Resident, Department of Breast Surgery
Breast Cancer Institute
Fudan University Shanghai Cancer Center
Studies suggest a survival benefit in breast cancer patients with pathological clinical response compared with patients with progressive disease following neoadjuvant chemotherapy, especially in triple negative breast cancer, which is associated with poorer prognosis. This result underscores the importance of defining the underlying biological characteristic of triple negative breast cancer. Recently, massively parallel DNA sequencing technologies have provided an unprecedented ability to screen entire genomes for genetic differences associated with tumor responses to neoadjuvant chemotherapy. Whole genome sequencing of breast cancer samples resistant to neoadjuvant chemotherapy consisting of paclitaxel and carboplatin in triple negative patients has not yet been reported. To identify the key molecules and signaling pathways that drive chemoresistance in triple negative patients, Dr. Liu and her colleagues have presented their initial analyses of whole genome and transcriptome sequencing data from pretreatment triple negative tumor biopsies accrued from patients in their clinical study of neoadjuvant paclitaxel and carboplatin chemotherapy. Dr. Liu plans to compare the results between different histopathological response groups (good- and bad-response) in which ten samples were defined to exhibit pathological complete response and the other ten exhibited PD in response to the progressive disease neoadjuvant chemotherapy.
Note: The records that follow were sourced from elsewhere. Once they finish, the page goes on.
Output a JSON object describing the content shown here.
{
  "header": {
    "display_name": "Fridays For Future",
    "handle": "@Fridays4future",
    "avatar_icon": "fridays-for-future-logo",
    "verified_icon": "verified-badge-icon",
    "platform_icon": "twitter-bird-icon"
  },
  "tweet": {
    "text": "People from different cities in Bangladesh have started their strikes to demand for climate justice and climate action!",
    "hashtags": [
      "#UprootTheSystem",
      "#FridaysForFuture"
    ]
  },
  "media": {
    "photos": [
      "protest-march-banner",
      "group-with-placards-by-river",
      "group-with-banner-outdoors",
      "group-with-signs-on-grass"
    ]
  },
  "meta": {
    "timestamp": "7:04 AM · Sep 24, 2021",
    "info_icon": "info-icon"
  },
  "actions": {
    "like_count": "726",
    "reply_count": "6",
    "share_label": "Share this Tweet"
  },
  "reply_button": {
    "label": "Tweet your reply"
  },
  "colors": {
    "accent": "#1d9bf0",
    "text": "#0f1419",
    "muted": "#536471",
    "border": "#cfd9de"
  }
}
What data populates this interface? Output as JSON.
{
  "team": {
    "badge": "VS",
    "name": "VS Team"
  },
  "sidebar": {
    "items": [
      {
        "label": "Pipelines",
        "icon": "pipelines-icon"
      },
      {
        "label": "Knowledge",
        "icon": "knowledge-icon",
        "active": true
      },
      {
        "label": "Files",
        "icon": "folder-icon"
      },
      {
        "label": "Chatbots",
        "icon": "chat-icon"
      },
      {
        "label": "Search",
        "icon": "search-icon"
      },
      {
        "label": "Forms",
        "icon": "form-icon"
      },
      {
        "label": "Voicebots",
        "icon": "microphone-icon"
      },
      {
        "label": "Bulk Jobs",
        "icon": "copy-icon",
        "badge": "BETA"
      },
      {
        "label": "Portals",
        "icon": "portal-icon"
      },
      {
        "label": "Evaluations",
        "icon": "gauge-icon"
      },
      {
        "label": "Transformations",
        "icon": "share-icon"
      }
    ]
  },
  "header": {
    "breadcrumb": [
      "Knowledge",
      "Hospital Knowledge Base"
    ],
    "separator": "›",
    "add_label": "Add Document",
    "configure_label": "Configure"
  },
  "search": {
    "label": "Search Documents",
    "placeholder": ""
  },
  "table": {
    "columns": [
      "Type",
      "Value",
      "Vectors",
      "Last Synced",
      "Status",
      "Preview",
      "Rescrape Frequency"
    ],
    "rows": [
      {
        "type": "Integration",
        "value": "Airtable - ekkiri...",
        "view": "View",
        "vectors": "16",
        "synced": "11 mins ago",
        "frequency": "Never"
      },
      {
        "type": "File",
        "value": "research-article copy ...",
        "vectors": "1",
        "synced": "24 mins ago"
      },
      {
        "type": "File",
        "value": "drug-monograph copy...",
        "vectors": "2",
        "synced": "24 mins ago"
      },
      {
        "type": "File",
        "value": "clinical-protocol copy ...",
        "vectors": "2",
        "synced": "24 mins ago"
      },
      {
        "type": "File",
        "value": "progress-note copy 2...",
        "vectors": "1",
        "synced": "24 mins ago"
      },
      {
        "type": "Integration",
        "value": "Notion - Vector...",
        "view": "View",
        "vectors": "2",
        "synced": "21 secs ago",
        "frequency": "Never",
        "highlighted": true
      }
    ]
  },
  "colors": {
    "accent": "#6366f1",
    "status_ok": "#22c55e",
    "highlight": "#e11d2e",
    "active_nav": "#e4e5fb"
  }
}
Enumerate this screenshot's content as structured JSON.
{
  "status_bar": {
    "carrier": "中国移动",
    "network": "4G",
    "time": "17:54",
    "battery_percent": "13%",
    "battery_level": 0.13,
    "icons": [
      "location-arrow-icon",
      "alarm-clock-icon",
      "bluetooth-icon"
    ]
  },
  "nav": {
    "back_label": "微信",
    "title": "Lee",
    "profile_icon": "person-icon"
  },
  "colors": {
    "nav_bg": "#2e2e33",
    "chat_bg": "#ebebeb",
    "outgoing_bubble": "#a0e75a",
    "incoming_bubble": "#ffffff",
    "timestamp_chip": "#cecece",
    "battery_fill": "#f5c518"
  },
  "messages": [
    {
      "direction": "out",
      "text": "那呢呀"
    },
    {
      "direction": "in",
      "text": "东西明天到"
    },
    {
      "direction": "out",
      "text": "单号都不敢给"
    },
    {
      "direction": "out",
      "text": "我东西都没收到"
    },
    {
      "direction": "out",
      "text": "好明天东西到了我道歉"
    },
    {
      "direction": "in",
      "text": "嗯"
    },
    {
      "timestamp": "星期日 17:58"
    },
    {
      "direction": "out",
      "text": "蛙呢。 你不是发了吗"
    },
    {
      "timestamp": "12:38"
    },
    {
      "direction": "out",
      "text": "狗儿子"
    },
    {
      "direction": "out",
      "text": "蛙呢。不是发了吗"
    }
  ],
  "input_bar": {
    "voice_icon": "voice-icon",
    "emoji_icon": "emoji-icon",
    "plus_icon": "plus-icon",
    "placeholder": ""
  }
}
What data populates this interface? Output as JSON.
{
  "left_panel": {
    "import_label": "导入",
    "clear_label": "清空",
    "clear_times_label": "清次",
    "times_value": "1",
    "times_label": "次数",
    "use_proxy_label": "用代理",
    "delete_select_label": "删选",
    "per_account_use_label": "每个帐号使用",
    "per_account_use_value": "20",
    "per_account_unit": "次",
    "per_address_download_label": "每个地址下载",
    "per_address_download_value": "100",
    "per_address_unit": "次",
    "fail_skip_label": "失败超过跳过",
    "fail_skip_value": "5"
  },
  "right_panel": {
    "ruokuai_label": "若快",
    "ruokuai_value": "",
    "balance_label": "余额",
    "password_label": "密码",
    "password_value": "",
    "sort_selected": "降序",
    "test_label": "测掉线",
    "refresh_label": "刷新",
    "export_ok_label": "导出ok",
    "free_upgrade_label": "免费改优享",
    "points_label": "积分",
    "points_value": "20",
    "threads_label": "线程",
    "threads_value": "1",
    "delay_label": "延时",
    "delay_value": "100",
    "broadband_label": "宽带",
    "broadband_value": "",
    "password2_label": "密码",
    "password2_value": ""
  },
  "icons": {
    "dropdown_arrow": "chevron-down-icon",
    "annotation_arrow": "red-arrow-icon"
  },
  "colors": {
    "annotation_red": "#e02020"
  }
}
The collection of genomic alterations in these tumors, particularly those that may inform tumor chemoresistance, will be cataloged. Dr. Liu subsequently plans to examine interactions between biomarker changes (such as Ki67), histological categories, and mutation status in selected recurrently mutated genes in at least 250 cases overall. These data may identify a set of key molecular pathways selectively up-regulated or downregulated in chemoresistant cancer cells, which are appropriate targets for the development of future target therapies against breast cancer to overcome chemoresistance.
Dr. Zhe-Bin Liu obtained her doctorate from the Department of Breast Surgery of Fudan University Shanghai Cancer Center, which is one of the top medical institutions in China. During this period, she has conducted a number of clinical and translational research projects on metastatic breast cancer, the results of which have been published in Oncogene and the Journal of Biological Chemistry, among others. Dr. Liu was the first to report that the mannose-mediated EGFR pathway had a critical function in the mechanism of PA-MSHA. As a staff member of the Fudan Breast Cancer Institute, Dr. Liu has also been involved in several research projects. During the past few years, Dr. Liu has published five papers as the first author and at least 15 papers as the key author. In addition, she has grants from both the National Nature Science Foundation of China and Nature Science Foundation of Shanghai, which are the most recognized grants in China.
Dr. Liu’s past experience with the leading institutions of medical science in China has enabled her to build a strong foundation in clinical medicine and basic research.